Name-Generator

Female

    Male

      Gender Neutral


        How it Works

        The first thing we need is a list of names to generate the new one's. Conveniently you can download the top 1,000 most popular baby name's from the U.S. government.

        Now that we have a word list to work from, the program needs to take all the data in and start analyzing it. The first thing it does is create a table of the alphabet, for each letter of the alphabet. This table will contain the likelihood's of the next letter being picked.

        These liklihood's are determined by going through each word one letter at a time, checking what the following letter is, and adding 1 to that letter's position in the table. For example if my name "Aaron" was the first word analyzed, it would be stored as:

        A →
        A B C D E F G H I J K L M N O P Q R S T U V W X Y Z
        1 0 0 0 0 0 0 0 0 0 0 0 0 0 0 0 0 1 0 0 0 0 0 0 0 0
        N →
        A B C D E F G H I J K L M N O P Q R S T U V W X Y Z
        0 0 0 0 0 0 0 0 0 0 0 0 0 0 0 0 0 0 0 0 0 0 0 0 0 0
        O →
        A B C D E F G H I J K L M N O P Q R S T U V W X Y Z
        0 0 0 0 0 0 0 0 0 0 0 0 0 1 0 0 0 0 0 0 0 0 0 0 0 0
        R →
        A B C D E F G H I J K L M N O P Q R S T U V W X Y Z
        0 0 0 0 0 0 0 0 0 0 0 0 0 0 1 0 0 0 0 0 0 0 0 0 0 0
        Excluded for readability, but there's a table for each letter of the alphabet.

        Now that we've fully generated the table we can start generating names. First a random name length between 3 and 10 is chosen, as well as random intial letter. Now we can generate the next letter using the weights determined in our likelihoods's table, as corresponding to our current letter.

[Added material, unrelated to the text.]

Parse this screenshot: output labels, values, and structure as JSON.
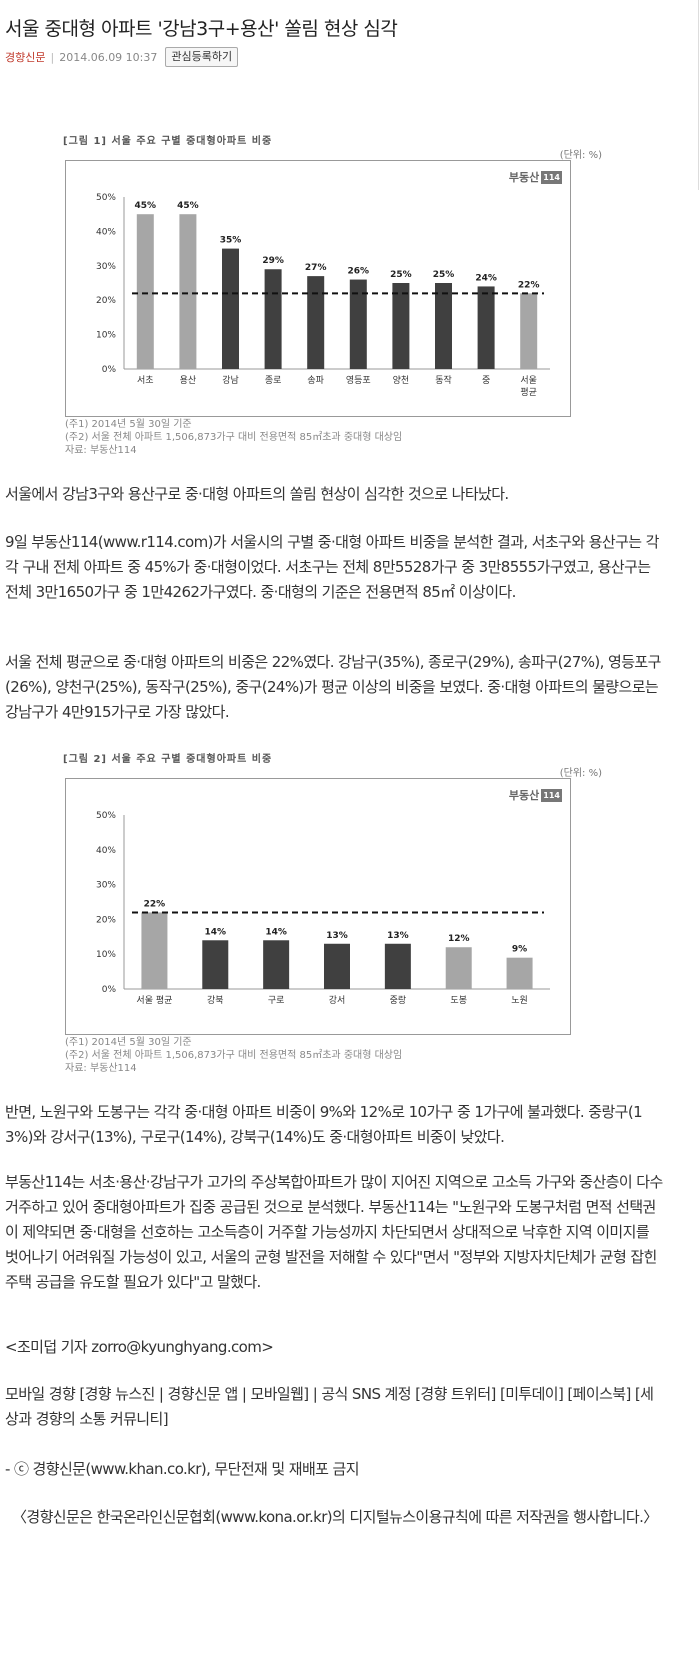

        This step is then repeated to generate the rest of the letters in the word. Now that a word has been generated, we just have to repeat all the previous steps to generate however many words we want.

        Once we've done all this for one gender's dataset, we repeat the whole process all over again for the remaining two datasets, with the gender-neutral set simply being the combination of the male and female sets.

        What the Real Data Looks Like

        A visualization of the gender-neutral letter frequency data.

        Outside of just being visually appealing, this visualization shows something quite interesting about the letter frequency data.

        The arrows are colored according to the likelihood the letter it's pointing at is picked next. This means that most letters have a very similar likelihood, outside of a few outliers. This is why for example you might oddly enough see three or more n's in a row, as it has a high likelihood of being it's own next letter.